Griet Vandermassen a cependant raison de dire qu’il est insuffisant de considérer les choses sous l’angle uniquement médical. Nous vivons dans une société très binaire. La division entre garçons et filles s’est accrue dans différents domaines. Si la diversité des genres est caractéristique de nombreuses cultures non occidentales, elle n’a guère sa place ici. Pour l’instant, c’est une solution médicale qui retient l’attention. Dans l’ancien monde médical, les corps trans étaient conformes aux corps cisgenres, d’où l’idée que la chirurgie du genre était indispensable pour toutes les personnes trans.

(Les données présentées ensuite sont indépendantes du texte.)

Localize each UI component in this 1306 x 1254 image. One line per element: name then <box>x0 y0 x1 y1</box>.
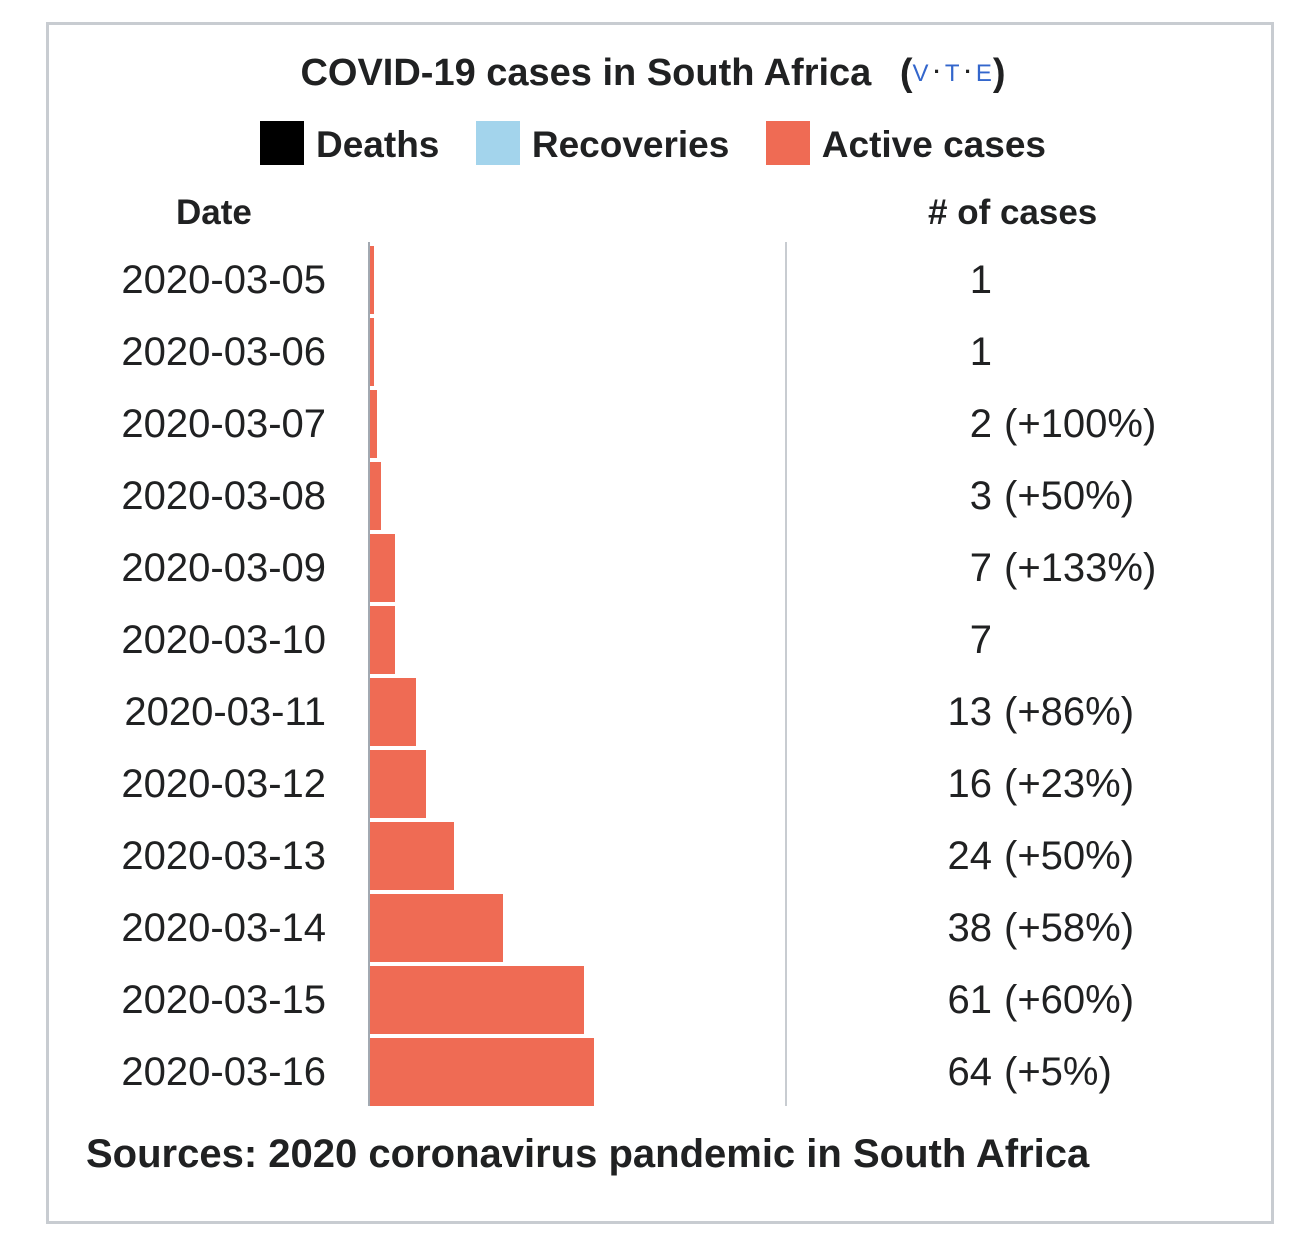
chart-row: 2020-03-14 38 (+58%) <box>0 892 1306 964</box>
bar-active-cases <box>370 462 381 530</box>
row-case-change: (+5%) <box>1004 1050 1112 1094</box>
vte-talk-link[interactable]: T <box>944 60 961 87</box>
row-date-label: 2020-03-13 <box>121 834 326 878</box>
row-date-label: 2020-03-14 <box>121 906 326 950</box>
row-case-number: 2 <box>969 402 992 446</box>
chart-frame <box>46 22 1274 1224</box>
row-case-number: 7 <box>969 546 992 590</box>
row-case-count: 13 (+86%) <box>924 690 1135 735</box>
chart-row: 2020-03-06 1 <box>0 316 1306 388</box>
row-case-change: (+58%) <box>1004 906 1135 950</box>
chart-row: 2020-03-15 61 (+60%) <box>0 964 1306 1036</box>
row-date-label: 2020-03-15 <box>121 978 326 1022</box>
row-case-change: (+50%) <box>1004 834 1135 878</box>
bar-active-cases <box>370 606 395 674</box>
chart-row: 2020-03-07 2 (+100%) <box>0 388 1306 460</box>
chart-row: 2020-03-16 64 (+5%) <box>0 1036 1306 1108</box>
row-case-count: 38 (+58%) <box>924 906 1135 951</box>
row-case-number: 64 <box>947 1050 993 1094</box>
bar-axis-line <box>368 242 370 1106</box>
legend-item-active: Active cases <box>765 121 1046 169</box>
row-case-number: 16 <box>947 762 993 806</box>
row-case-change: (+100%) <box>1004 402 1157 446</box>
row-case-number: 7 <box>969 618 992 662</box>
vte-close-paren: ) <box>992 52 1006 94</box>
chart-row: 2020-03-09 7 (+133%) <box>0 532 1306 604</box>
sources-note: Sources: 2020 coronavirus pandemic in So… <box>86 1132 1090 1176</box>
row-case-number: 1 <box>969 330 992 374</box>
row-case-count: 1 <box>924 258 1004 303</box>
row-case-number: 13 <box>947 690 993 734</box>
bar-active-cases <box>370 894 503 962</box>
row-case-count: 3 (+50%) <box>924 474 1134 519</box>
bar-active-cases <box>370 678 416 746</box>
row-case-count: 16 (+23%) <box>924 762 1135 807</box>
vte-separator: · <box>933 59 941 84</box>
row-case-count: 64 (+5%) <box>924 1050 1112 1095</box>
row-case-change: (+23%) <box>1004 762 1135 806</box>
legend-swatch-recoveries <box>475 121 520 166</box>
column-header-cases: # of cases <box>928 193 1098 232</box>
chart-title-row: COVID-19 cases in South Africa (V · T · E) <box>0 52 1306 95</box>
chart-row: 2020-03-11 13 (+86%) <box>0 676 1306 748</box>
legend-label-deaths: Deaths <box>316 124 440 165</box>
chart-title: COVID-19 cases in South Africa <box>300 52 872 94</box>
bar-active-cases <box>370 822 454 890</box>
bar-active-cases <box>370 1038 594 1106</box>
row-case-number: 61 <box>947 978 993 1022</box>
row-date-label: 2020-03-09 <box>121 546 326 590</box>
bar-active-cases <box>370 246 374 314</box>
row-date-label: 2020-03-11 <box>124 690 326 734</box>
row-date-label: 2020-03-12 <box>121 762 326 806</box>
row-case-change: (+133%) <box>1004 546 1157 590</box>
bar-active-cases <box>370 750 426 818</box>
legend-label-active: Active cases <box>821 124 1046 165</box>
chart-row: 2020-03-10 7 <box>0 604 1306 676</box>
row-case-count: 61 (+60%) <box>924 978 1135 1023</box>
chart-row: 2020-03-13 24 (+50%) <box>0 820 1306 892</box>
legend-swatch-active <box>765 121 810 166</box>
row-date-label: 2020-03-10 <box>121 618 326 662</box>
vte-separator: · <box>964 59 972 84</box>
vte-links: (V · T · E) <box>900 52 1006 94</box>
legend-label-recoveries: Recoveries <box>531 124 730 165</box>
bar-active-cases <box>370 318 374 386</box>
vte-view-link[interactable]: V <box>912 60 930 87</box>
row-case-number: 3 <box>969 474 992 518</box>
row-case-number: 1 <box>969 258 992 302</box>
row-date-label: 2020-03-05 <box>121 258 326 302</box>
bar-area-right-border <box>785 242 787 1106</box>
row-case-count: 24 (+50%) <box>924 834 1135 879</box>
row-case-change: (+50%) <box>1004 474 1135 518</box>
row-case-count: 1 <box>924 330 1004 375</box>
chart-row: 2020-03-05 1 <box>0 244 1306 316</box>
row-date-label: 2020-03-08 <box>121 474 326 518</box>
legend: Deaths Recoveries Active cases <box>0 121 1306 169</box>
legend-swatch-deaths <box>260 121 304 166</box>
row-date-label: 2020-03-06 <box>121 330 326 374</box>
vte-open-paren: ( <box>899 52 913 94</box>
row-date-label: 2020-03-16 <box>121 1050 326 1094</box>
legend-item-deaths: Deaths <box>260 121 440 169</box>
legend-item-recoveries: Recoveries <box>475 121 730 169</box>
vte-edit-link[interactable]: E <box>975 60 993 87</box>
row-case-count: 2 (+100%) <box>924 402 1157 447</box>
row-case-count: 7 <box>924 618 1004 663</box>
bar-active-cases <box>370 534 395 602</box>
row-case-number: 24 <box>947 834 993 878</box>
bar-active-cases <box>370 966 584 1034</box>
row-case-count: 7 (+133%) <box>924 546 1157 591</box>
row-case-number: 38 <box>947 906 993 950</box>
row-case-change: (+86%) <box>1004 690 1135 734</box>
column-header-date: Date <box>176 193 252 232</box>
row-case-change: (+60%) <box>1004 978 1135 1022</box>
row-date-label: 2020-03-07 <box>121 402 326 446</box>
chart-row: 2020-03-08 3 (+50%) <box>0 460 1306 532</box>
chart-row: 2020-03-12 16 (+23%) <box>0 748 1306 820</box>
bar-active-cases <box>370 390 377 458</box>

Un autre exemple est que l’on a accordé moins d’attention à l’opération de métadoioplastie pratiquée sur les hommes transgenres, qui se traduit par un pénis beaucoup plus petit que celui de l’homme cisgenre moyen. Les normes de genre affectent à la fois les personnes cisgenres et transgenres. Une libération de ces idées rigides et stéréotypées profiterait à toutes les personnes.

Toute cette polémique et ce débat démontrent la nécessité d’une recherche scientifique approfondie. Mais quiconque veut faire des recherches sur les jeunes et les adultes transgenres se heurte constamment à un mur. Il n’y a pas assez d’argent. Il faut davantage de ressources pour la recherche sur notre santé physique et mentale.

Les droits des femmes et les droits des personnes LGTBQI font l’objet d’une plus grande attention aujourd’hui. Les premières actions « Pride is a Protest » à Gand, Bruges et Anvers ont été un succès. Ces actions militantes ont fourni une alternative aux Prides commerciales. Ce qui était frappant, c’est la génération de jeunes qui ont pris la parole pendant le micro ouvert. Ces jeunes ont témoigné de leur combat pour être eux-mêmes et de leur quête d’acceptation. Ils et elles sortent dans la rue pour que l’éducation sexuelle dans les écoles ne soit plus hétéronormative et pour remettre en question les stéréotypes de genre. Cela permet de faire avancer la lutte pour la diversité de genres. En construisant un mouvement LGTBQI en solidarité avec d’autres mouvements (comme les syndicats, les sans-papiers, le mouvement pour le climat), nous pouvons commencer à combattre la LGTBQI-phobie dans la société en général.